Existentialism and personal identity

Just over two years ago I wrote about my thoughts concerning a character in a Richard Ford novel and his concept of a "default self", that a person's identity is defined by what they do. This concept came back to me this semester in college during a philosophy course where among the readings was a selection from Jean-Paul Sartre's Being and Nothingness.

Ford's character's default self is very similar to Sartre's idea of "facticity", a person's essential nature. Sartre believed humans could transcend their essential nature by their own decisions about their actions. An example would be a shy person who chose to become a public speaker. Choices such as this give humans what Sartre calls "radical freedom." I suspect Ford was familiar with these ideas because he stresses that the default self is a person's own creation. His character's musings seem a slightly different slant on Sartre's concept of transcending facticity. I remember Sartre's plays, novels, and writings on existentialism as popular when I reached my early teens. I read a little Sartre, but I think I was too young to fully understand what he was saying. Being a little older, Ford may have gotten it better.
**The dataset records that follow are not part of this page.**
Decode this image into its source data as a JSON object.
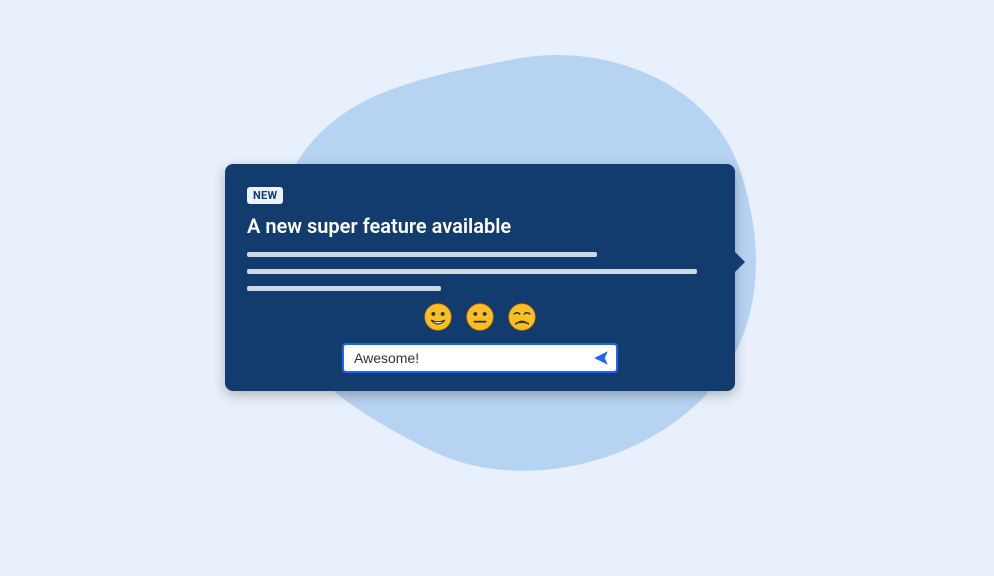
{
  "card": {
    "badge": "NEW",
    "title": "A new super feature available",
    "input_value": "Awesome!",
    "input_placeholder": "Awesome!"
  },
  "emojis": {
    "happy": "happy-face",
    "neutral": "neutral-face",
    "sad": "sad-face"
  },
  "colors": {
    "background": "#e7f0fb",
    "blob": "#b6d3f2",
    "card": "#123b6e",
    "accent": "#2563eb",
    "emoji_yellow": "#fbbf24"
  }
}
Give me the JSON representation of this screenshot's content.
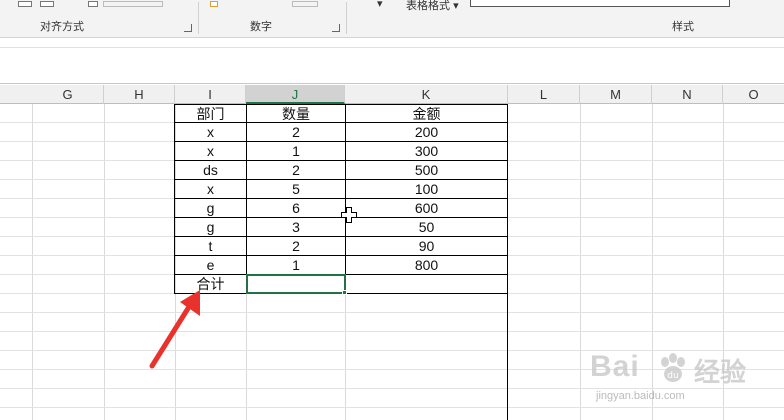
{
  "ribbon": {
    "groups": [
      {
        "label": "对齐方式"
      },
      {
        "label": "数字"
      },
      {
        "label": "样式"
      }
    ],
    "table_format_label": "表格格式",
    "dropdown_arrow": "▾"
  },
  "columns": [
    "G",
    "H",
    "I",
    "J",
    "K",
    "L",
    "M",
    "N",
    "O"
  ],
  "selected_column": "J",
  "table": {
    "header": {
      "dept": "部门",
      "qty": "数量",
      "amount": "金额"
    },
    "rows": [
      {
        "dept": "x",
        "qty": "2",
        "amount": "200"
      },
      {
        "dept": "x",
        "qty": "1",
        "amount": "300"
      },
      {
        "dept": "ds",
        "qty": "2",
        "amount": "500"
      },
      {
        "dept": "x",
        "qty": "5",
        "amount": "100"
      },
      {
        "dept": "g",
        "qty": "6",
        "amount": "600"
      },
      {
        "dept": "g",
        "qty": "3",
        "amount": "50"
      },
      {
        "dept": "t",
        "qty": "2",
        "amount": "90"
      },
      {
        "dept": "e",
        "qty": "1",
        "amount": "800"
      }
    ],
    "total_label": "合计",
    "total_qty": "",
    "total_amount": ""
  },
  "active_cell": "J11",
  "colors": {
    "selection": "#217346",
    "annotation_arrow": "#e8322b"
  },
  "watermark": {
    "text": "Bai",
    "text_cn": "经验",
    "url": "jingyan.baidu.com"
  }
}
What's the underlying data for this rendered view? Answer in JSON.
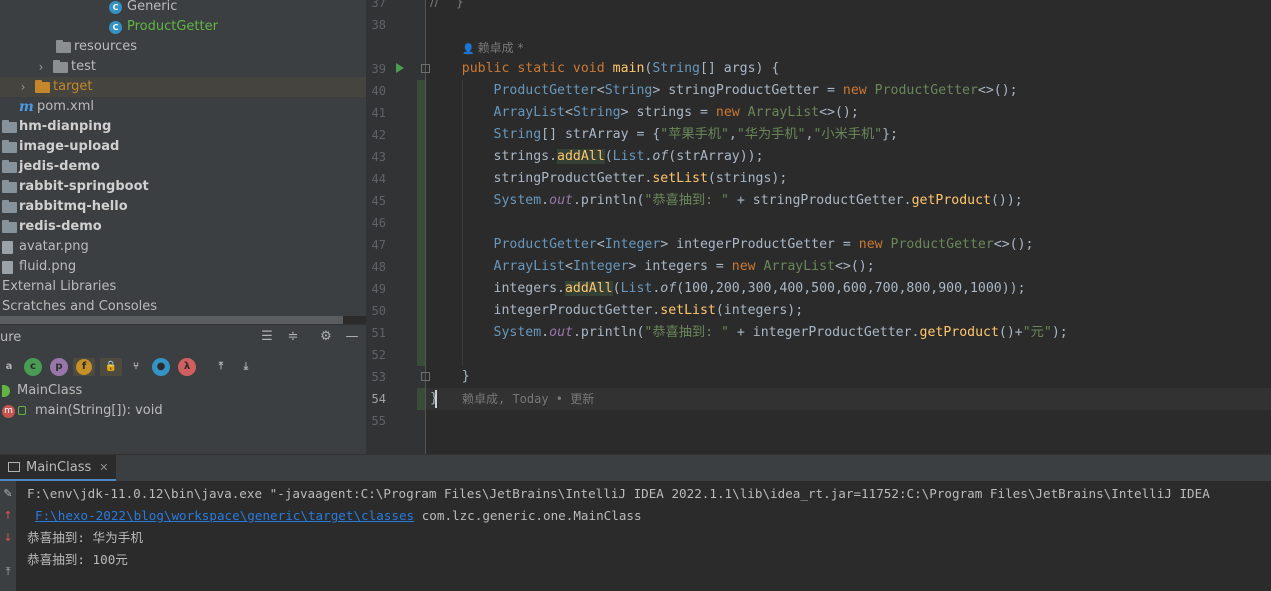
{
  "project_tree": {
    "items": [
      {
        "label": "Generic",
        "kind": "class",
        "indent": 109,
        "partial": true
      },
      {
        "label": "ProductGetter",
        "kind": "class",
        "indent": 109,
        "color": "#62b543"
      },
      {
        "label": "resources",
        "kind": "folder",
        "indent": 56
      },
      {
        "label": "test",
        "kind": "folder",
        "indent": 37,
        "chevron": "›"
      },
      {
        "label": "target",
        "kind": "folder-orange",
        "indent": 19,
        "chevron": "›",
        "selected": true,
        "color": "#c4872c"
      },
      {
        "label": "pom.xml",
        "kind": "maven",
        "indent": 19
      },
      {
        "label": "hm-dianping",
        "kind": "module",
        "indent": 0
      },
      {
        "label": "image-upload",
        "kind": "module",
        "indent": 0
      },
      {
        "label": "jedis-demo",
        "kind": "module",
        "indent": 0
      },
      {
        "label": "rabbit-springboot",
        "kind": "module",
        "indent": 0
      },
      {
        "label": "rabbitmq-hello",
        "kind": "module",
        "indent": 0
      },
      {
        "label": "redis-demo",
        "kind": "module",
        "indent": 0
      },
      {
        "label": "avatar.png",
        "kind": "file",
        "indent": 0
      },
      {
        "label": "fluid.png",
        "kind": "file",
        "indent": 0
      },
      {
        "label": "External Libraries",
        "kind": "none",
        "indent": 0
      },
      {
        "label": "Scratches and Consoles",
        "kind": "none",
        "indent": 0
      }
    ]
  },
  "structure": {
    "title": "ure",
    "class_label": "MainClass",
    "method_label": "main(String[]): void"
  },
  "editor": {
    "author": "赖卓成 *",
    "blame": "赖卓成, Today • 更新",
    "lines": [
      {
        "n": "37",
        "html": "<span class=\"inl\">//    }</span>"
      },
      {
        "n": "38",
        "html": ""
      },
      {
        "n": "",
        "html": ""
      },
      {
        "n": "39",
        "html": "    <span class=\"k\">public static void </span><span class=\"m\">main</span>(<span class=\"t\">String</span>[] args) {"
      },
      {
        "n": "40",
        "html": "        <span class=\"t\">ProductGetter</span>&lt;<span class=\"t\">String</span>&gt; stringProductGetter = <span class=\"k\">new </span><span class=\"s\" style=\"color:#6a8759\">ProductGetter</span>&lt;&gt;();"
      },
      {
        "n": "41",
        "html": "        <span class=\"t\">ArrayList</span>&lt;<span class=\"t\">String</span>&gt; strings = <span class=\"k\">new </span><span class=\"s\">ArrayList</span>&lt;&gt;();"
      },
      {
        "n": "42",
        "html": "        <span class=\"t\">String</span>[] strArray = {<span class=\"s\">\"苹果手机\"</span>,<span class=\"s\">\"华为手机\"</span>,<span class=\"s\">\"小米手机\"</span>};"
      },
      {
        "n": "43",
        "html": "        strings.<span class=\"m\" style=\"background:#344134\">addAll</span>(<span class=\"t\">List</span>.<span class=\"it\">of</span>(strArray));"
      },
      {
        "n": "44",
        "html": "        stringProductGetter.<span class=\"m\">setList</span>(strings);"
      },
      {
        "n": "45",
        "html": "        <span class=\"t\">System</span>.<span class=\"pv\">out</span>.println(<span class=\"s\">\"恭喜抽到: \"</span> + stringProductGetter.<span class=\"m\">getProduct</span>());"
      },
      {
        "n": "46",
        "html": ""
      },
      {
        "n": "47",
        "html": "        <span class=\"t\">ProductGetter</span>&lt;<span class=\"t\">Integer</span>&gt; integerProductGetter = <span class=\"k\">new </span><span class=\"s\">ProductGetter</span>&lt;&gt;();"
      },
      {
        "n": "48",
        "html": "        <span class=\"t\">ArrayList</span>&lt;<span class=\"t\">Integer</span>&gt; integers = <span class=\"k\">new </span><span class=\"s\">ArrayList</span>&lt;&gt;();"
      },
      {
        "n": "49",
        "html": "        integers.<span class=\"m\" style=\"background:#344134\">addAll</span>(<span class=\"t\">List</span>.<span class=\"it\">of</span>(100,200,300,400,500,600,700,800,900,1000));"
      },
      {
        "n": "50",
        "html": "        integerProductGetter.<span class=\"m\">setList</span>(integers);"
      },
      {
        "n": "51",
        "html": "        <span class=\"t\">System</span>.<span class=\"pv\">out</span>.println(<span class=\"s\">\"恭喜抽到: \"</span> + integerProductGetter.<span class=\"m\">getProduct</span>()+<span class=\"s\">\"元\"</span>);"
      },
      {
        "n": "52",
        "html": ""
      },
      {
        "n": "53",
        "html": "    }"
      },
      {
        "n": "54",
        "html": "}"
      },
      {
        "n": "55",
        "html": ""
      }
    ]
  },
  "run": {
    "tab_label": "MainClass",
    "lines": [
      {
        "text": "F:\\env\\jdk-11.0.12\\bin\\java.exe \"-javaagent:C:\\Program Files\\JetBrains\\IntelliJ IDEA 2022.1.1\\lib\\idea_rt.jar=11752:C:\\Program Files\\JetBrains\\IntelliJ IDEA"
      },
      {
        "link": "F:\\hexo-2022\\blog\\workspace\\generic\\target\\classes",
        "text": " com.lzc.generic.one.MainClass"
      },
      {
        "text": "恭喜抽到: 华为手机"
      },
      {
        "text": "恭喜抽到: 100元"
      }
    ]
  },
  "colors": {
    "background": "#2b2b2b",
    "panel": "#3c3f41",
    "keyword": "#cc7832",
    "string": "#6a8759",
    "method": "#ffc66d",
    "type": "#6897bb"
  }
}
Both Sartre and Ford were looking at personal identity, a subject of interest to me especially when I look back to when I was younger. The philosophy instructor is a young man who recalled that when he first left home for college people advised him to "be yourself, Andrew", but he didn't know what they meant. I understand his confusion. Many young people resolve their questions of personal identity by joining a group which gives them an identity and sense of belonging. Jock, nerds, sorority girls are all groups which provide roles and identities. The large identity group when I was young were the hippies, although we more commonly referred to ourselves as freaks, and everyone else was the straight world. After college when I began working jobs which required wearing suits and ties I felt a clash with my established identity.

By the late 1970's, some college-educated people I knew began referring to themselves as professionals which seemed to have a broader definition than the traditional one of doctor or lawyer, and young, urban, professional became "yuppie". I suspected this group self identity served to set them apart from those who were not college-educated.

I never completely understood the "hipster" identity of my children's generation, but I believe it's some combination of hippie and yuppie although maybe I'm wrong about that. I'm often wrong or fail to completely understand things about young people now that I'm old.